The goal of this project is to predict the number of future Airbnb registrations at a given point in time.
Here is the project code provided in the jupyter notebook.
The data is a single csv file such that each observation is a unique Airbnb housing registration for a certain point in time indicated by its "listing id" and the specific date that the listing id was booked. For this project, I limited the scope of the Airbnb listings to the city of Los Angeles from the years 2009 - 2019.
Data table manipulation was performed with the standard Pandas and Numpy libraries. Graphing the time series data was done in Matplotlib.

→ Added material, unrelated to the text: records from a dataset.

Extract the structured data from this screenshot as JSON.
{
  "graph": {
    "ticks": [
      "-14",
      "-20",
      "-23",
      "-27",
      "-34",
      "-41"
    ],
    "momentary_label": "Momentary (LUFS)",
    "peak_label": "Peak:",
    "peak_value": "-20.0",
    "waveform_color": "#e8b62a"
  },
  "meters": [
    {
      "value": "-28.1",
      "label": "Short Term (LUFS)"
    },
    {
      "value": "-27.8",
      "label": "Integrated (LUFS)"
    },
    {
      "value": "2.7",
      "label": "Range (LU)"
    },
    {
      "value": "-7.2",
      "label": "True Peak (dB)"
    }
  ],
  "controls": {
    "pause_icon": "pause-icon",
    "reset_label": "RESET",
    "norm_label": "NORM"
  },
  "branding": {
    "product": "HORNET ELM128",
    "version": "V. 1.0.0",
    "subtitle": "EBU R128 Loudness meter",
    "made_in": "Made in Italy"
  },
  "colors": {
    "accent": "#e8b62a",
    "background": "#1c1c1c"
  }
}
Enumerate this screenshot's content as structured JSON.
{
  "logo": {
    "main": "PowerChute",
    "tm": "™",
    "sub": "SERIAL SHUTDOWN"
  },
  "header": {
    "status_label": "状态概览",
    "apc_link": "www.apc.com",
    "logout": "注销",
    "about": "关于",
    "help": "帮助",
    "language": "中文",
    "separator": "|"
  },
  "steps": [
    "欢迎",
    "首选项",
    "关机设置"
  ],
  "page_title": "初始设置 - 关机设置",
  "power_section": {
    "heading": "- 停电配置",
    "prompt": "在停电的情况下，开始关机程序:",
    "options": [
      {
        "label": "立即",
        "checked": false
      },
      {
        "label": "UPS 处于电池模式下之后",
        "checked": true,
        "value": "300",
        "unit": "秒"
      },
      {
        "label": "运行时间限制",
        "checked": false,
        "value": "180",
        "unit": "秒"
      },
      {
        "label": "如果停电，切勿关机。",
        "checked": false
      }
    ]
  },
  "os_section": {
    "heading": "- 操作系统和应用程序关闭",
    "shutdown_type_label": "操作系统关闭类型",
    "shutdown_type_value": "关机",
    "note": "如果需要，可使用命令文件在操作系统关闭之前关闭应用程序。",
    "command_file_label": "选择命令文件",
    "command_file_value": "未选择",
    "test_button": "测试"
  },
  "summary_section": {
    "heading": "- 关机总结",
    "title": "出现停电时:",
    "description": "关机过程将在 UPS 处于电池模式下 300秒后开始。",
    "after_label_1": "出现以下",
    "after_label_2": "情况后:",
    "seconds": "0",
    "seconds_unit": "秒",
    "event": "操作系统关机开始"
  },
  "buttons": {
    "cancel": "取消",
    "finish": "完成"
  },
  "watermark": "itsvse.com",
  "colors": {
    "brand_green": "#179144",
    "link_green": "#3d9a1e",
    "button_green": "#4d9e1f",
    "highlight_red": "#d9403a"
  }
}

The Statsmodels library was utilized for ARIMA modeling.
The original time series data is non-stationary, with an obvious upward trend and seasonal characteristics apparent near the last quarter of every year. Hence, a series of transformations, rolling averages, and decompositions were necessary to make the data stationary. ACF and PACF plots were used to help determine the number of auto-regressive lag terms (p) and moving average terms (q). Differencing degree of 1 showed improvement to stationarity. The model was fitted based on the AIC loss.
In the end, a log transformation of the original data with the parameters ARIMA(1, 1, 1) showed an adequate. Different choices can be made for data transformations, ARIMA parameters, and an alternative choice of loss (BIC) in attempts to improve the model. This can be done with a grid search given the time, and will be left for future work.